Introduction:
Let’s be real. Most electricians out there are working hard, but still not making the money they should. And the craziest part? It’s not even because their pricing is too low (even though it probably is). It’s because they’re not calculating their hourly rate the right way.
One of the biggest things people mess up — or totally skip over — is their efficiency rate. So let’s break it down.
Efficiency rate is just a fancy way of saying “how much of your time is actually billable?” As in: what percentage of your day, week, or year are you actually doing electrical work that a customer is paying you for?
Spoiler alert: it’s WAY less than you think.
Most guys think they’re working 8 hours a day, 5 days a week, so they charge based on 40 billable hours per week. But that’s a fantasy. Here’s reality:
You’ve got drive time.
You’ve got quote time.
You’ve got picking-up-materials time.
You’ve got standing-around-waiting-for-the-customer-to-move-their-cat time.
And maybe you even do meetings or paperwork or jobs that take longer than they should.
All of that is time you're not getting paid for. And guess what? It eats into your efficiency.
Simple. Imagine your week out in the field. Now make up a list of all the things you do that are not electrical work. Here's my own list:
Pulling and submitting permits
Doing quotes
Following up on quotes
Scheduling jobs
Going to the suppliers
Organizing the van
Taking out trash
Setting up job sites
Cleaning up job sites
Spending time talking with the customer and building rapport
Moving customers junk that's in the way
Walking back and forth to the van for tools and supplies
Taking days off
Taking sick days
Lunch breaks
Now put your list in a spreadsheet or even on paper and start adding time and frequency to each non billable task in your list.
Pro tip: Don't just think about the task itself, remember that we need to drive to and from the task, so add that to the time.
Here’s an example:

Now just work through your list and calculate the total amount of time that you spend doing non billable tasks for your electrical business.
Now you have a total amount of time that unbillable lets convert it to a percentage, that makes it easy for us to add to our hourly rate.
(total billable billable hours / total working hours) = Efficiency Rate
Here’s an example:
Let’s say in a week, you’re out in the field for 40 hours, but only 13 of those hours are actual paid billable work.
(13 billable hours / 40 hour work week) = 32.5% Efficiency
So your efficiency rate is 32.5%. And honestly? That’s pretty normal for a one-man service company. Don’t lie to yourself here — if you’re just starting out or still doing everything yourself, 25-35% is typical.
Let’s say you’re paying a journeyman $42/hour. After labor burdens (benefits, insurance, holidays, yada yada), you’re at $59.64/hour in real cost.
If you charge customers $60/hour thinking you’re breaking even — you’re actually bleeding money. Because your tech is NOT billing 8 hours a day.
So we adjust that rate by dividing by your efficiency rate.

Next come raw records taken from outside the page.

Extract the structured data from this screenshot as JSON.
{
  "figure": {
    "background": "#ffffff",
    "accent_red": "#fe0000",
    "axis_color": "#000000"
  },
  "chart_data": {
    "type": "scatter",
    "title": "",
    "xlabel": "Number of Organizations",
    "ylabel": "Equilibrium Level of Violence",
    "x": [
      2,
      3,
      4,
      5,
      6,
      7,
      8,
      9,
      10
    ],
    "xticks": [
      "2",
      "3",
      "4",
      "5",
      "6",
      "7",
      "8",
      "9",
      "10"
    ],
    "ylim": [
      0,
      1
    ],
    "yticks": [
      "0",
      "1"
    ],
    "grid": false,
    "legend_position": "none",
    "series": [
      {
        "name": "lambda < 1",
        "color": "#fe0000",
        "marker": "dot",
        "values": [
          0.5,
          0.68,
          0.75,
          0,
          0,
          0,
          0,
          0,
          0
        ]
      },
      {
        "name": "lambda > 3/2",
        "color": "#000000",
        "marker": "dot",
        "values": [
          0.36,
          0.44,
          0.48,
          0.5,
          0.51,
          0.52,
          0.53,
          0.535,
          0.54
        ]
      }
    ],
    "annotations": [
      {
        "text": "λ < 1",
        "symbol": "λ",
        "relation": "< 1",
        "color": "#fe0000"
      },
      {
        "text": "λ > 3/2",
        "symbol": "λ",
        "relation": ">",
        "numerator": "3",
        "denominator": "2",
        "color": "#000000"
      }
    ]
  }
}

(burdened labor rate / efficiency rate) = Total billable hourly rate
ie.
($59.64/hr / 0.325) = $186.37/hr
So if your techs are only billable 32% of the time, you need to be charging at least $186/hour just to break even.
That’s before profit. That’s before marketing. That’s before van payments or paying yourself a dime. Wild, right?
Now you see why charging $125/hour or $140/hour because “that’s what the other guys do” is a fast track to being broke and burnt out.
The guy who charges low, hopes for volume, and runs himself into the ground? He’s not building a business — he’s building a prison.
When you understand your efficiency rate, you stop guessing and start leading. You charge based on reality, not vibes. And you finally give yourself a chance to:
Hire great people
Pay yourself properly
Grow the business
And get your nights and weekends back
Efficiency rate is the missing link in your pricing. If you’re not factoring it in, your numbers are broken.
Take the time to figure it out — even just roughly. Track your week. Do the math. And build your flat-rate pricing around what it actually costs you to deliver the job, not just what feels fair.
Trust me: once you see the truth behind the numbers, you’ll never go back.